Two weeks ago, US company Figure AI abandoned its partnership with OpenAI, and yesterday demonstrated the ability of its humanoid robots to understand natural language commands processed by the Helix VLA model.
Image source: Figure AI
The VLA model is a combination of a machine vision system and a large language model that allows robots to be taught various operations using a combination of visual images and language commands. In practice, this results in trained robots being able to manipulate objects they have never seen before on command. Receiving a voice command in a natural form, the robot begins to visually analyze the environment and then performs the assigned task taking into account the results of the situation analysis.

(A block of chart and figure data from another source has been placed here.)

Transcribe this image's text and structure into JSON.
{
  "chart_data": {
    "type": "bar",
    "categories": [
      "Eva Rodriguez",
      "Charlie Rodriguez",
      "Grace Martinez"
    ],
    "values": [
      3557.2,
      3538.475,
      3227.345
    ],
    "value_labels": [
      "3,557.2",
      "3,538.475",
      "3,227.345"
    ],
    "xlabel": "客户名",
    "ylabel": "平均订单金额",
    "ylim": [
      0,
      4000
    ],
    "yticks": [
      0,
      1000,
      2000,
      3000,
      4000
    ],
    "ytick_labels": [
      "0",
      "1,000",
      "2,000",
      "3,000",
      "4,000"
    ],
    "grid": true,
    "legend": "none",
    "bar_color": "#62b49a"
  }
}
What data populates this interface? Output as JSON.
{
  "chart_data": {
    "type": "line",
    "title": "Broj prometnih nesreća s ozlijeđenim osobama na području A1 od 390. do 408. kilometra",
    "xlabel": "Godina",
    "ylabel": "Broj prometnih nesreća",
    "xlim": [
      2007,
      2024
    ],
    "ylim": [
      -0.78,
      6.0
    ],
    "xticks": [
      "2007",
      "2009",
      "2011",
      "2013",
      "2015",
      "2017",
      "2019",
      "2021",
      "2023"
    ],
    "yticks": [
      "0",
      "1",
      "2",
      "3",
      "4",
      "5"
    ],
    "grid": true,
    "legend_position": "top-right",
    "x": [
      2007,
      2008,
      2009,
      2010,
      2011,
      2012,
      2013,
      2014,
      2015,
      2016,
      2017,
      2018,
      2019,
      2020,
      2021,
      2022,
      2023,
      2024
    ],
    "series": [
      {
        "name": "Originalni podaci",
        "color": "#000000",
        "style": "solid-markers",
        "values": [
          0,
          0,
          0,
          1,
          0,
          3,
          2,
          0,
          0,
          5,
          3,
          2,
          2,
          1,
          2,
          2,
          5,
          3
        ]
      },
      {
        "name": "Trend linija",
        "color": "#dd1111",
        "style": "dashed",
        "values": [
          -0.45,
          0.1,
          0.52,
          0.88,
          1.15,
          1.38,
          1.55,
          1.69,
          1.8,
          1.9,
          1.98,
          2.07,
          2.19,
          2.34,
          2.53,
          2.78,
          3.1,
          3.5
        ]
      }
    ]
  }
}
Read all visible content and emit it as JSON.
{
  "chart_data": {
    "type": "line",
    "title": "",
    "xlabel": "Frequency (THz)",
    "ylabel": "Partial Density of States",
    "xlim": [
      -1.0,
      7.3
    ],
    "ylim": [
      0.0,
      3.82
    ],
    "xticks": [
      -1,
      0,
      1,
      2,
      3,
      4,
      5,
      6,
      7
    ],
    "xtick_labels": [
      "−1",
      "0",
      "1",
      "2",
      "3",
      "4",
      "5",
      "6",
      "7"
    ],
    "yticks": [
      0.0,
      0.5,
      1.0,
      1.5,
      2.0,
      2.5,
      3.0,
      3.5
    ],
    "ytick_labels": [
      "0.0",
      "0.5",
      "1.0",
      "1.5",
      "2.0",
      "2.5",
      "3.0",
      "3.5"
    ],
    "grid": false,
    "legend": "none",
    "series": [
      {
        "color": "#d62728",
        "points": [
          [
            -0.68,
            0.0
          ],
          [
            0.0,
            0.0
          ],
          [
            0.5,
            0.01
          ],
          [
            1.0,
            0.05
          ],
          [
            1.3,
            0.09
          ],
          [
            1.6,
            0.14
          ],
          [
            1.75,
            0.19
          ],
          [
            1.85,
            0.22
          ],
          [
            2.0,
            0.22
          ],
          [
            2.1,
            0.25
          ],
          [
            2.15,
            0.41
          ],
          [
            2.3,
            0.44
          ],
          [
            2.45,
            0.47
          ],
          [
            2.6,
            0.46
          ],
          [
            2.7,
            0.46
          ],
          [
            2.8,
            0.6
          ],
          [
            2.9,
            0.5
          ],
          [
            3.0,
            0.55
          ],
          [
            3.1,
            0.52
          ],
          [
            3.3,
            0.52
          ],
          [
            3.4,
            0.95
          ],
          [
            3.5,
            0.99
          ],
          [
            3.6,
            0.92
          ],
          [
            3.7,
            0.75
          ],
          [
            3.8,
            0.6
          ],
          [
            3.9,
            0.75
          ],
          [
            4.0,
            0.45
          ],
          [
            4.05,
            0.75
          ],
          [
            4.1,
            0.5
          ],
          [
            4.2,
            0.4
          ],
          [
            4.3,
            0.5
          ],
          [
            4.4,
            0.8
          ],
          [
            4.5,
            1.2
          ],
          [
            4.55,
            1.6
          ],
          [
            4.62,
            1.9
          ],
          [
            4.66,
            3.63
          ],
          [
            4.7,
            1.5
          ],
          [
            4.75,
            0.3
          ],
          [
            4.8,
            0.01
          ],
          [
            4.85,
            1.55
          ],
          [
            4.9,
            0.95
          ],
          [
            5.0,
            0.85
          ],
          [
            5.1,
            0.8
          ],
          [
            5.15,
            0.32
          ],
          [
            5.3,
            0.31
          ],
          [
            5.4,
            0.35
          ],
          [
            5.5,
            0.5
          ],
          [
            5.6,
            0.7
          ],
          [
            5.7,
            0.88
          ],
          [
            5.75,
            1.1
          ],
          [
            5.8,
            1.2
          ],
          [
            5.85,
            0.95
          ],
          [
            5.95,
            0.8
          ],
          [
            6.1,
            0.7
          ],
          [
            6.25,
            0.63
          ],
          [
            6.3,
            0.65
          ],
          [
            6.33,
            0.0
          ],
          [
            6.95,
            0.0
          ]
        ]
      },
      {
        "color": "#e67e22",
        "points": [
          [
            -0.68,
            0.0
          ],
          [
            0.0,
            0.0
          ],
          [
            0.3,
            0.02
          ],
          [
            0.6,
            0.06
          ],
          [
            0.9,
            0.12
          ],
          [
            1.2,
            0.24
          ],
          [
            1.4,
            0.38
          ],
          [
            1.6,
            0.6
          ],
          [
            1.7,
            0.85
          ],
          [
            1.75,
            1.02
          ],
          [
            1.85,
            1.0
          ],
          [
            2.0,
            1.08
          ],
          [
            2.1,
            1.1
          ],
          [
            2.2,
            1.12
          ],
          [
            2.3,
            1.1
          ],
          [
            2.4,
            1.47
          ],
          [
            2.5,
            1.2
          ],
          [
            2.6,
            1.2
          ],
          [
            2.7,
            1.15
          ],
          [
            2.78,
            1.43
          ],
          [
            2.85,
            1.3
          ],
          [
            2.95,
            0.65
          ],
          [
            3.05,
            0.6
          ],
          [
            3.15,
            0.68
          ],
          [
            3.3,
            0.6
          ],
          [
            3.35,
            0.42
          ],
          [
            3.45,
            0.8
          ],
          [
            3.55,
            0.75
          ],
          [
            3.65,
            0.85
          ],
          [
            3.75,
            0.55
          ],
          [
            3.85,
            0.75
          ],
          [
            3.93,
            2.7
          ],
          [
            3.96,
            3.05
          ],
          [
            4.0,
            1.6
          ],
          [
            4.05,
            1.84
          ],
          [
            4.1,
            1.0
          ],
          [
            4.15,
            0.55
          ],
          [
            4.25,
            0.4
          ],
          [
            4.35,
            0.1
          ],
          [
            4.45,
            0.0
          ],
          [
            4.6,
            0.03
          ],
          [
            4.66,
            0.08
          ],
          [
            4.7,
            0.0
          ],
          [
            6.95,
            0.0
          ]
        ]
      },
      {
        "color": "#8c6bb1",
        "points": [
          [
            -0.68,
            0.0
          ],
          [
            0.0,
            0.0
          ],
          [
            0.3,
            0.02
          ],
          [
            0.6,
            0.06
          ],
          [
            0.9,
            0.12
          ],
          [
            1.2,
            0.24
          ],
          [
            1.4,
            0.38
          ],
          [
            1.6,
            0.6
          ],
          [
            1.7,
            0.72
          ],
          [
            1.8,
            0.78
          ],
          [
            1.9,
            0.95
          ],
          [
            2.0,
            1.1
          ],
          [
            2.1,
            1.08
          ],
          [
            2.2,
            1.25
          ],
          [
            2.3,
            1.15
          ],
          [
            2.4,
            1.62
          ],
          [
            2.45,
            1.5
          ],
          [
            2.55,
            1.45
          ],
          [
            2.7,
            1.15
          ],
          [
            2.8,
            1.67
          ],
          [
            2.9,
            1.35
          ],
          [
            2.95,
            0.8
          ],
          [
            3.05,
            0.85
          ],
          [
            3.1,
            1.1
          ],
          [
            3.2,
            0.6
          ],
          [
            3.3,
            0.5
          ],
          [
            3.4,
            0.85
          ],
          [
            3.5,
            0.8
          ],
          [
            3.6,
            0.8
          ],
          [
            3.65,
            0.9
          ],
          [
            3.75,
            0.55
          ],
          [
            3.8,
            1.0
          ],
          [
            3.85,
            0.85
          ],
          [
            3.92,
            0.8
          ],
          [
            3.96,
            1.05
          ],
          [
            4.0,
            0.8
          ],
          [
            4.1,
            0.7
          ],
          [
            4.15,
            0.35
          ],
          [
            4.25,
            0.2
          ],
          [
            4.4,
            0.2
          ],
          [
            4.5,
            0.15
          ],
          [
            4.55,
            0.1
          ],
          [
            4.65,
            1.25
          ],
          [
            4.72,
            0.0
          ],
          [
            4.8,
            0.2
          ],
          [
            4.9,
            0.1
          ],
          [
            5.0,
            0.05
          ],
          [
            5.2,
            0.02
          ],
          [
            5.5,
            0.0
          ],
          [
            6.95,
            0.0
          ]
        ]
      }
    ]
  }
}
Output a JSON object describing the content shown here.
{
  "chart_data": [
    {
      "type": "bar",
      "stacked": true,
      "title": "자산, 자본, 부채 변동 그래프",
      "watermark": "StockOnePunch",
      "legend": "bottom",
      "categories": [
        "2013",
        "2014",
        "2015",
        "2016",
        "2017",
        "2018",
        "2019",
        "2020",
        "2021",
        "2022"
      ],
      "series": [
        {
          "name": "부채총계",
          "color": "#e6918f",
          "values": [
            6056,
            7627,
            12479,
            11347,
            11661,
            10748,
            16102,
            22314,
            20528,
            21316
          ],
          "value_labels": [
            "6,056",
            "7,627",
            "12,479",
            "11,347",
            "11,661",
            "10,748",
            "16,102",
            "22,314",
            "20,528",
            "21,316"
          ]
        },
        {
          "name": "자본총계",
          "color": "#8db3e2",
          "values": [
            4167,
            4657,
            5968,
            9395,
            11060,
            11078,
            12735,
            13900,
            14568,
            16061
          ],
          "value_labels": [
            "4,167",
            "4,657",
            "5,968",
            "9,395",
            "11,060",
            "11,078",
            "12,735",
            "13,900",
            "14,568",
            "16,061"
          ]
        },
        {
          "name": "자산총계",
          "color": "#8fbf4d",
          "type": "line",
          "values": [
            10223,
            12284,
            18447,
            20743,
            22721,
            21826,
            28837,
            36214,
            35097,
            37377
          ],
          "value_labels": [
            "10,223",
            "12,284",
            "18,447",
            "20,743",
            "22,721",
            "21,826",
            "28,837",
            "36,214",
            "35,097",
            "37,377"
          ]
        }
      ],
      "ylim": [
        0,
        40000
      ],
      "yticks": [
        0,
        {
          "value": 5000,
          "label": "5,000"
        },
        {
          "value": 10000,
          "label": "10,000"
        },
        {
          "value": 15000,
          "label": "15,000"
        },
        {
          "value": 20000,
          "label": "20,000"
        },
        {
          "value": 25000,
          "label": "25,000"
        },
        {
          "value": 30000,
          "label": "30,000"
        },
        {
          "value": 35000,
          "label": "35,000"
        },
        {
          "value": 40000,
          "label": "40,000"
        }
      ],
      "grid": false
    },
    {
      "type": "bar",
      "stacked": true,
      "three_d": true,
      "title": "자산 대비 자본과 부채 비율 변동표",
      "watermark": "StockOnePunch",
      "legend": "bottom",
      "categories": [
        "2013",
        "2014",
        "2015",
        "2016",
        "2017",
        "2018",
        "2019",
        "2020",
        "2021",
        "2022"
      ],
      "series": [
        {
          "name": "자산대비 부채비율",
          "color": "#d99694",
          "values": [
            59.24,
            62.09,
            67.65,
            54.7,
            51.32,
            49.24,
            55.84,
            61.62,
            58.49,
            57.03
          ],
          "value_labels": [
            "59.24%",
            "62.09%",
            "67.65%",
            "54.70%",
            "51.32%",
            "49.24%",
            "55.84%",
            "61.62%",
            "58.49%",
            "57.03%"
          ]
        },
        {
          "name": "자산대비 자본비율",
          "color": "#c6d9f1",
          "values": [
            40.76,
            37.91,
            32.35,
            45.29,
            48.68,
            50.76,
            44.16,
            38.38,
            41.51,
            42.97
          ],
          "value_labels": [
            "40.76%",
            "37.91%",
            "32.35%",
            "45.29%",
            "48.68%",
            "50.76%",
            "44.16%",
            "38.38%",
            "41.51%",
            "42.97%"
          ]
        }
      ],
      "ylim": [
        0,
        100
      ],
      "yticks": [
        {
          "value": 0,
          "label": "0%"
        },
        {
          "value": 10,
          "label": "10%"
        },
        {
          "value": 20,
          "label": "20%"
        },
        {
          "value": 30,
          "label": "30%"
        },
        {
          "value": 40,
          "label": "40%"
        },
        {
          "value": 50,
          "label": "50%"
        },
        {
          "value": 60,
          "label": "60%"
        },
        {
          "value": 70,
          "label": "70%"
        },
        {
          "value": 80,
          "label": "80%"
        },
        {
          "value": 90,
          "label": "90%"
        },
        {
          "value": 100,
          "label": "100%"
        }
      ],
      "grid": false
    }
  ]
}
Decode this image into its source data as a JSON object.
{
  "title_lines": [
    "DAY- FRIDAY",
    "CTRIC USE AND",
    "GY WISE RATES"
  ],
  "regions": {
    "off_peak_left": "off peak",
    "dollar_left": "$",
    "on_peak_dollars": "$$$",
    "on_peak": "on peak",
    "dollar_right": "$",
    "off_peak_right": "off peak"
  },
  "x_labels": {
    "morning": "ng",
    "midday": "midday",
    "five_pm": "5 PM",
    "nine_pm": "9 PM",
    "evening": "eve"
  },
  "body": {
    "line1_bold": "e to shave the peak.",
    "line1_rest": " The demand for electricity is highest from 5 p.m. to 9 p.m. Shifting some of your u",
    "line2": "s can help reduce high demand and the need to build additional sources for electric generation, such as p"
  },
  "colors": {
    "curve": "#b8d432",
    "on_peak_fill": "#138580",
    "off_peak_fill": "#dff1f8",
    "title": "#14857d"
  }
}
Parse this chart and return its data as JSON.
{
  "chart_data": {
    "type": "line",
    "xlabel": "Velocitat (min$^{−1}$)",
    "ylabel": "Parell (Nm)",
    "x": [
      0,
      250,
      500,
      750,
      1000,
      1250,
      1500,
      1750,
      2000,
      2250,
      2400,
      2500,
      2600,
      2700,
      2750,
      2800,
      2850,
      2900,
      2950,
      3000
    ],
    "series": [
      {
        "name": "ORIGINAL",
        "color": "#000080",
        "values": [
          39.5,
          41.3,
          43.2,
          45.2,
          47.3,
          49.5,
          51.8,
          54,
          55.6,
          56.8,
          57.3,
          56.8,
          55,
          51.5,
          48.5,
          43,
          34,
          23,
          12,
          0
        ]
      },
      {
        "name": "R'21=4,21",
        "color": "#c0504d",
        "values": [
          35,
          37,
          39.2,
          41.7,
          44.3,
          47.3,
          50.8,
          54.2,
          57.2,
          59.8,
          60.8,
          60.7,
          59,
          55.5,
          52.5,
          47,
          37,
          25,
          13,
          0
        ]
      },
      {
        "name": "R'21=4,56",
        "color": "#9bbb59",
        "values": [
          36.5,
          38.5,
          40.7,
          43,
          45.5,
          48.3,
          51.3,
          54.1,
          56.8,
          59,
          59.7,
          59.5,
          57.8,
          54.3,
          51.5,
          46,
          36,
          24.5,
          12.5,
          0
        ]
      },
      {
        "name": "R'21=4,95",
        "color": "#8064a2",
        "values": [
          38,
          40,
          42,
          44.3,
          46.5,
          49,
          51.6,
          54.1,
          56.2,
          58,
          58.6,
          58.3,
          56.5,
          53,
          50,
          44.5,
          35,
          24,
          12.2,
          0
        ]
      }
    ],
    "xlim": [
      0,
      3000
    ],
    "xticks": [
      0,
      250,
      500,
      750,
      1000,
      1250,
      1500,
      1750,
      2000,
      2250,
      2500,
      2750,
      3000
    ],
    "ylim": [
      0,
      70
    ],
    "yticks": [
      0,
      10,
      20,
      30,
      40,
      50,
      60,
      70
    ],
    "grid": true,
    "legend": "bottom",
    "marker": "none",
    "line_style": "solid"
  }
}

The Helix model allows Figure robots to work in pairs and interact with each other when performing household tasks. The idea is that in the home, robots can work in pairs, helping each other and increasing productivity. Figure demonstrates the capabilities of its 02 robots in a typical home interior, which is traditionally considered a very difficult environment for robots. Manufacturers find it much easier to create robots that will work in a more controlled and predictable industrial environment. Accordingly, the appearance of “capable” domestic humanoid robots on the market is considered a more distant prospect.
Teaching robots to perform household tasks requires significant investment in software development or thousands of experiments. Manual programming is not possible in this case, so the only way to create robots that help in the home is to teach them themselves. There are too many variables in the home environment that robots will have to deal with, so improving specialized software will require a significant investment of time.